Discriminatorio è il licenziamento determinato da ragioni di credo politico o fede religiosa, dell’appartenenza a un sindacato e dalla partecipazione ad attività sindacali, tra cui è compresa la partecipazione del lavoratore a uno sciopero, nonché da ragioni razziali, di lingua o di sesso, di handicap, di età o basate sull’orientamento sessuale o sulle convinzioni
personali del dipendente.
Il licenziamento discriminatorio è descritto nell’art.3 della legge 108/1990. In questo caso il licenziamento intimato al lavoratore è nullo indipendentemente dalla motivazione formalmente addotta dal datore di lavoro.
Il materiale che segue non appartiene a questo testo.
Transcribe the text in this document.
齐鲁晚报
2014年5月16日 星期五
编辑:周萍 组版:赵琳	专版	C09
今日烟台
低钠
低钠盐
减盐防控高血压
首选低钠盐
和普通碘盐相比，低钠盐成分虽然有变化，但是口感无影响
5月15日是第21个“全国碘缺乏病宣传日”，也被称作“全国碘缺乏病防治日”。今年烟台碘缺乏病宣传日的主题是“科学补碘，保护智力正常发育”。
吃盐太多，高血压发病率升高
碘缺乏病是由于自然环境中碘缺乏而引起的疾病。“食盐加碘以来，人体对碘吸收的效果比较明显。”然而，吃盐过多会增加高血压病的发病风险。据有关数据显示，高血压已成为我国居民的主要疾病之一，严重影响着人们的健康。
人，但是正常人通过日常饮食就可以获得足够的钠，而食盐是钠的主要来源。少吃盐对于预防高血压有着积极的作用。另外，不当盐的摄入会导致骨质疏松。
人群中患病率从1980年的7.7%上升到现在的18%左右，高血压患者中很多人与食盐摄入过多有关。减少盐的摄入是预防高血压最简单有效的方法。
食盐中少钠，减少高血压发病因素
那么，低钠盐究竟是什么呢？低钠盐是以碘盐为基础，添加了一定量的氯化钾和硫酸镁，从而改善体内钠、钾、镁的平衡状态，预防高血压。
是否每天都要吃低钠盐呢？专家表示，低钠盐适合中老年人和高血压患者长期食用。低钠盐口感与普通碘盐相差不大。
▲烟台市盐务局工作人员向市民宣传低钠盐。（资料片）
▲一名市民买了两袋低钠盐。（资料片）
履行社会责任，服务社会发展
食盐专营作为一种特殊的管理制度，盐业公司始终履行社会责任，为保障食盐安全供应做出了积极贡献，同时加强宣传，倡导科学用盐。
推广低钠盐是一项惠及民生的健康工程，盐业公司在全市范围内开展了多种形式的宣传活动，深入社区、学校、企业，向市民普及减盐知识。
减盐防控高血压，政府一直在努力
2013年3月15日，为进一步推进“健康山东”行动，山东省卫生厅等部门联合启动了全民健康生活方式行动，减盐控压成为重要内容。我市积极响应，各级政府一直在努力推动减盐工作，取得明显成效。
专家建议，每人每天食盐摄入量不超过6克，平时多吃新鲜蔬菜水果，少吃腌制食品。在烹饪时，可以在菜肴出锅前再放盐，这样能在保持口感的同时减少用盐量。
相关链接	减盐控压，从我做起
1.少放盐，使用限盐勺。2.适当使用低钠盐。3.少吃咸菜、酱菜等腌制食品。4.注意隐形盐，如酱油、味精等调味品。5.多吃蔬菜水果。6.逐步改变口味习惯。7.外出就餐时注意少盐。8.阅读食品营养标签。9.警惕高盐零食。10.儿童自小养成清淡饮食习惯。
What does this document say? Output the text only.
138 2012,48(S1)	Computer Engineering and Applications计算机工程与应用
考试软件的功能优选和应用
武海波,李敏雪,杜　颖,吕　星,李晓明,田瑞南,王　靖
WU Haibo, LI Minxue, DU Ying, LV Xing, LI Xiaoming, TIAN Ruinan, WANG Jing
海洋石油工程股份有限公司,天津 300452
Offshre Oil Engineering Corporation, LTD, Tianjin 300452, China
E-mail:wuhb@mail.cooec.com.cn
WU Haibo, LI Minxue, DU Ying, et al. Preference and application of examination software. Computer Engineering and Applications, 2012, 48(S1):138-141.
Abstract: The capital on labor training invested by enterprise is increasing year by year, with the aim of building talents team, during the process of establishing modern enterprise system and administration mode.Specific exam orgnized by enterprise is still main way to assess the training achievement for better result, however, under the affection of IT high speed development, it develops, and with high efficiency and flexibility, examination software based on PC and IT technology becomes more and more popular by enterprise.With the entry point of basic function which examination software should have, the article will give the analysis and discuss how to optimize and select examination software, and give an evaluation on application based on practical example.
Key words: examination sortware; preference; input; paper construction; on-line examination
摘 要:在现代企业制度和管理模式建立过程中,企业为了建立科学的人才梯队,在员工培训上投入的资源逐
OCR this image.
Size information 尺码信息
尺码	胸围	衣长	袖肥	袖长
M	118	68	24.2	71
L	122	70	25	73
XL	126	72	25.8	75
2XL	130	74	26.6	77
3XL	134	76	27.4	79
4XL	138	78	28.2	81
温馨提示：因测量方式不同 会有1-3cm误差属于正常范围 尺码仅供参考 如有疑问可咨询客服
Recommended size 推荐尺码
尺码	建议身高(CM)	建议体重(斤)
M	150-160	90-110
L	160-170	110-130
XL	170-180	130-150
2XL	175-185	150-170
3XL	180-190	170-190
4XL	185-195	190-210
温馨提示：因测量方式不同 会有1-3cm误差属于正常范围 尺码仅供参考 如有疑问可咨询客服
Prima della riforma il licenziamento discriminatorio
comportava la reintegrazione nel posto di lavoro e il risarcimento integrale del danno anche al di fuori del campo di applicazione dell’art.18 dello Statuto.
Tutti i lavoratori, anche quelli occupati in aziende con meno di 15 dipendenti e anche i dirigenti, erano protetti alla stesso modo contro il licenziamento discriminatorio.
La sanzione rimane quella della reintegrazione con risarcimento integrale, in misura pari alla mensilità della retribuzione globale di fatto che questi avrebbe percepito dalla data del licenziamento nullo a quella della effettiva reintegrazione, comprensive dei contributi previdenziali e assistenziali, dedotto solo quanto eventualmente percepito per lo svolgimento di altre attività lavorative.
Resta la misura minima del risarcimento, che non potrà in ogni caso risultare inferiore a cinque mensilità di retribuzione.
Al licenziamento discriminatorio sono equiparati, quanto a conseguenze sanzionatorie, il licenziamento orale e altre tipologie di licenziamento dichiarato nullo in quanto:
· Intimato in concomitanza di matrimonio o in violazione dei divieti di licenziamento posti a tutela della maternità e paternità;
· Determinato da motivo illecito determinante;
· Riconducibile ad altri casi di nullità previsti dalla legge.
Le discriminazioni restano punite con la restituzione del posto e il risarcimento.
Dopo l’ordine di reintegrazione il rapporto di lavoro si intende risolto se il lavoratore non riprende servizio entro 30 giorni dall’invito del datore di lavoro.